I've had a lot going on in the past couple weeks.  More than I want to think about or dwell on or prattle on about on the internet.  However, I'd be remiss not to mention how God has used this.  I've been busy and worried and stressed and hurt and sick.  I'm calling that a 'trial of various kinds.'  My faith is tested.  But I have to decide, is this 'stress' going to build me up... or tear me down?  Will I count it joy?  Or throw a fit and be selfish?

With God's help, I'm working to count it joy and let it build me up, that I might truly be steadfast (firm in purpose, resolution, etc.) in my faith.  I'm learning bit by bit (and God is showing me bit by bit) where to put my trust and how to trust Him more.

22 February 2012

So, I'm not very good at this blogging thing...

Yeah, it's been a while.  There is a very good reason for that.  Not much has been going on.  I find it weird to think of blogging my day to day life.  I know people do it, and for some, I'd read it.  But the thought of doing that myself seems... silly.  I cook, do housework, occasionally help Chas with homework, go to PWOC board meetings, and Bible study.  As a family, we go to Chapel and have family night every Friday night.  I mean, really, would you want to read extended descriptions of that?

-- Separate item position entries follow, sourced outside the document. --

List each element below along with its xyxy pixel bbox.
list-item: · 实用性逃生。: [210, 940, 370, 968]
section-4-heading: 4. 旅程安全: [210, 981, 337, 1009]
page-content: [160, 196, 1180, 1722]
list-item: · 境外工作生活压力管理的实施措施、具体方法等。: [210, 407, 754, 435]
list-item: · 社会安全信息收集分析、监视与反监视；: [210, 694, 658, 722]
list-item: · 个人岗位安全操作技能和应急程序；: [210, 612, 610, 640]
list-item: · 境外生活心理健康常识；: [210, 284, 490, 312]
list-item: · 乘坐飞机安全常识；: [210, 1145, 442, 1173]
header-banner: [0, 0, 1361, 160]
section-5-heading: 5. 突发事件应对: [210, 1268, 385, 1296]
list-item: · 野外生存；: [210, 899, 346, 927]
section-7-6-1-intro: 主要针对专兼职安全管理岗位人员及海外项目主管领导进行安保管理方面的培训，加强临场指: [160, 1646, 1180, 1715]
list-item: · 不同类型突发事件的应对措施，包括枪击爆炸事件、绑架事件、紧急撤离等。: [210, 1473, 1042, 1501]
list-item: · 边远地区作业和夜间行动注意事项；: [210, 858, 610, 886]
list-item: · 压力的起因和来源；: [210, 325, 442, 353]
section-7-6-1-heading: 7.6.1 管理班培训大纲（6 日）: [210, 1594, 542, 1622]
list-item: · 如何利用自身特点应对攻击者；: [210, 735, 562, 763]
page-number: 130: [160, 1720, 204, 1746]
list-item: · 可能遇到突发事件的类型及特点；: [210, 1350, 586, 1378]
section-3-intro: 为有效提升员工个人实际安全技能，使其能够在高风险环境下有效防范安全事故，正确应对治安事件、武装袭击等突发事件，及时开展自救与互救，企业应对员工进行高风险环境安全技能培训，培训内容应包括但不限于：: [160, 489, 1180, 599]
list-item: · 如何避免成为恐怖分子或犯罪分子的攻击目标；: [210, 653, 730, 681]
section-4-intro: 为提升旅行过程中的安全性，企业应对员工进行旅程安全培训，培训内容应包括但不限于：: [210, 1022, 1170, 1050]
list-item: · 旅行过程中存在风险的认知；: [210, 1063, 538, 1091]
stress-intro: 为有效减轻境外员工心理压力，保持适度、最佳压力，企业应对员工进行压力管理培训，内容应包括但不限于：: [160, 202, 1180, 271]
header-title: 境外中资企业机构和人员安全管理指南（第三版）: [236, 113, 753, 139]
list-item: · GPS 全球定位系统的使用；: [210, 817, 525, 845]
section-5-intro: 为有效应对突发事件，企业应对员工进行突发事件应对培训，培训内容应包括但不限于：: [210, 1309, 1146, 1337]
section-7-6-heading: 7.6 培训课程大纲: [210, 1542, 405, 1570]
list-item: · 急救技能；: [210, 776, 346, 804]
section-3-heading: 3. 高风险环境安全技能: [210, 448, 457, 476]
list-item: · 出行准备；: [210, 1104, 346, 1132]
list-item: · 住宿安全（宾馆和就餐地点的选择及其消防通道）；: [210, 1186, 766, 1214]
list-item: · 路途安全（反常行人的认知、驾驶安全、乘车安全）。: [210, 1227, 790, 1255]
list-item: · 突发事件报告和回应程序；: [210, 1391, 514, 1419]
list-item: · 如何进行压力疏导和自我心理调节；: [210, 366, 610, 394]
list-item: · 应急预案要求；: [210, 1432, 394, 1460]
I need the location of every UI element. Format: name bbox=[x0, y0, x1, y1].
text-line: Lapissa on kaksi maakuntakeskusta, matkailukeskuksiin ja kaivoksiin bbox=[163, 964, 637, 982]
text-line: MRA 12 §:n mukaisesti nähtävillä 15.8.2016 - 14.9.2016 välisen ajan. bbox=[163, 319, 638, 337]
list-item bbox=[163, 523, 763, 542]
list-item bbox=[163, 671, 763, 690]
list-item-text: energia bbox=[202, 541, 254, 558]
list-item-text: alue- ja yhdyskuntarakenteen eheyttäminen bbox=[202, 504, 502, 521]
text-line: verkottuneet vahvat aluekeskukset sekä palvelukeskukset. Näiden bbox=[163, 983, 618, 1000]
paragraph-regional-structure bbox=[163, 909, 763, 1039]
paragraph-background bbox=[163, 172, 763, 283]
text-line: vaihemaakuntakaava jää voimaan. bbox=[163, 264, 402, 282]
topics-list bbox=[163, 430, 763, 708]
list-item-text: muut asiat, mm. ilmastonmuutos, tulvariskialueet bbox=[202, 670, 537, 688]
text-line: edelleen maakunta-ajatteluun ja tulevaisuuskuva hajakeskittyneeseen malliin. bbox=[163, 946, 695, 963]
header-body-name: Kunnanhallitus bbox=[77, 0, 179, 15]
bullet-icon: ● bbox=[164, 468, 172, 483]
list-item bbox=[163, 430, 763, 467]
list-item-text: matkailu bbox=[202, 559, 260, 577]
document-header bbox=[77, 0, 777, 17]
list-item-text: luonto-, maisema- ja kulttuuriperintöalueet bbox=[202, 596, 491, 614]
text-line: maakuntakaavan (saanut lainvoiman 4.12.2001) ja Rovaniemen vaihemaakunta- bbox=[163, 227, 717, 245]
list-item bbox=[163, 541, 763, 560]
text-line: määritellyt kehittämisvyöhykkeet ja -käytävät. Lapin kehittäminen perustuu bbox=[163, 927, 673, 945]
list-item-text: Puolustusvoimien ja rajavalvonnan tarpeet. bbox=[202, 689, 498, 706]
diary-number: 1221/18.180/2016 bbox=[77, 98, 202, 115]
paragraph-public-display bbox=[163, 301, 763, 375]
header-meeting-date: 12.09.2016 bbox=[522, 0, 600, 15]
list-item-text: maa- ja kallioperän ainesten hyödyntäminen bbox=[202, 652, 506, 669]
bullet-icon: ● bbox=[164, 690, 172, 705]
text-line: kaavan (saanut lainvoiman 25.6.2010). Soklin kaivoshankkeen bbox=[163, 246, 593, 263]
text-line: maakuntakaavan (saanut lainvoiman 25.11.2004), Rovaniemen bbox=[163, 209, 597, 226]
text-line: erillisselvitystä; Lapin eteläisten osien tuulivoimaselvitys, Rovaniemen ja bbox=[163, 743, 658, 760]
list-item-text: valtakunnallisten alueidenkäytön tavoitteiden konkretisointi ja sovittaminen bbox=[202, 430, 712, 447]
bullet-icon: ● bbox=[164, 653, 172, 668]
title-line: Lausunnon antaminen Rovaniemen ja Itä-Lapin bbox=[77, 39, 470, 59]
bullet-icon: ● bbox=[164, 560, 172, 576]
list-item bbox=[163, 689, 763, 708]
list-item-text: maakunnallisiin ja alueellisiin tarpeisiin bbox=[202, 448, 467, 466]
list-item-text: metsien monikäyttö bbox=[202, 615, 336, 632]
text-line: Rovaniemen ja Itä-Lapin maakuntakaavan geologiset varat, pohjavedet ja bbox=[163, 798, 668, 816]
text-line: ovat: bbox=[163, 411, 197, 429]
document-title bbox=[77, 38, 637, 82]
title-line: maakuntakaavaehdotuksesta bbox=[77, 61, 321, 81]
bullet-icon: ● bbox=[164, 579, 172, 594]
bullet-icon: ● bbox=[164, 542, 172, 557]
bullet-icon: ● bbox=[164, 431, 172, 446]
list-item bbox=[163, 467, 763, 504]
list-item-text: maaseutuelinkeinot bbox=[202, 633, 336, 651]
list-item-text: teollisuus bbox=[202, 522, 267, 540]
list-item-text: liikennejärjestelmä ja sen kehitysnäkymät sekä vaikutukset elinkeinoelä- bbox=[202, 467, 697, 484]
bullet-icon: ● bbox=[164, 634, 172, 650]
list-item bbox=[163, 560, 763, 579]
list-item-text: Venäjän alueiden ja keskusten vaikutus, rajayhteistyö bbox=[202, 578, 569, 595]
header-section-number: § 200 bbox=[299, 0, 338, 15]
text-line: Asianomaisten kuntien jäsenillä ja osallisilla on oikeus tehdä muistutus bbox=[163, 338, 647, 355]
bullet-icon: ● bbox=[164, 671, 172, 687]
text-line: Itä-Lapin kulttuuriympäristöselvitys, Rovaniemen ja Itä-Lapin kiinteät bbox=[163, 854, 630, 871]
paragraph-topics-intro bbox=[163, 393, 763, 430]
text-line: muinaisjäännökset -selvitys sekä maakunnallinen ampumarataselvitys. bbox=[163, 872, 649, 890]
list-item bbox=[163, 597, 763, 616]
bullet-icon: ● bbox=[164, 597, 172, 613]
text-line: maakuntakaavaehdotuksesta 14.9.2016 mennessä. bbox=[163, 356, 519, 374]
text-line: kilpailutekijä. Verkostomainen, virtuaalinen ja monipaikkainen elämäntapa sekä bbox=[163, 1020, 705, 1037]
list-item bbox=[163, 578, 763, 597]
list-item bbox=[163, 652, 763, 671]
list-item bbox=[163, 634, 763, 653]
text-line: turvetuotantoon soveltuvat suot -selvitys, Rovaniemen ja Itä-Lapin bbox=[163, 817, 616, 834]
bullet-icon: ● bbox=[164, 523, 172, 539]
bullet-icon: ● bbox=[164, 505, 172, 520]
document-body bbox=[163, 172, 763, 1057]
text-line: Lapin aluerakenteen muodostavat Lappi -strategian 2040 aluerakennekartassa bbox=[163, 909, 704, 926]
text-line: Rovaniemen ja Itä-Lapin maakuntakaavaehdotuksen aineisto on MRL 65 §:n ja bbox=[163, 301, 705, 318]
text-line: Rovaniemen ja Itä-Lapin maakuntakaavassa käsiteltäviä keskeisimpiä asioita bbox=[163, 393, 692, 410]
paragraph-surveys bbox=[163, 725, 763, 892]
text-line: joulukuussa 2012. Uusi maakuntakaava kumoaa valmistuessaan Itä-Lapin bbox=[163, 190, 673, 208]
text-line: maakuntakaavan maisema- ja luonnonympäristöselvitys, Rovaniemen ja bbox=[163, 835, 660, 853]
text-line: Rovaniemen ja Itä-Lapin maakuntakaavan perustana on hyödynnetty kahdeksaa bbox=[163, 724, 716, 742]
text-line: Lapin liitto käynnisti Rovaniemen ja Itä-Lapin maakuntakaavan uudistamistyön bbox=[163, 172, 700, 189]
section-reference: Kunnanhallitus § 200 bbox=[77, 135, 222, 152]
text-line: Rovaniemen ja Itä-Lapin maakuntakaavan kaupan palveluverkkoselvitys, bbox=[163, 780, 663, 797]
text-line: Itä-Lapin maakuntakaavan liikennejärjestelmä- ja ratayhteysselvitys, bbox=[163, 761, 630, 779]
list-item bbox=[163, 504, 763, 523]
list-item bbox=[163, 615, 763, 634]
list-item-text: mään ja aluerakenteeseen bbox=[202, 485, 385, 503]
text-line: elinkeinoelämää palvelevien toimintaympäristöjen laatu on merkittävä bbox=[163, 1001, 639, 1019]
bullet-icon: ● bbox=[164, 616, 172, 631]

We did move in November.  I'd like to blog a little bit about our new home because it's pretty awesome (a renovated cotton mill).  We also went home to MO for Christmas, which was a blessedly quiet and happy trip.  Those are the highlights from the past months of the blog blackout.

I'll go ahead and admit that I've been a little... uninspired lately.  I'm still checking out pinterest, but I haven't done any projects (cooking, crafting, etc.) in a while.  I'm hoping this will be remedied soon.  Maybe it is just because I feel a little like I'm still in transition.  We will be moving again in 5 months or so, so it is a little hard to get completely settled here.

In any event, I'm hoping that things will even out soon and perhaps, I'll even have something to blog about.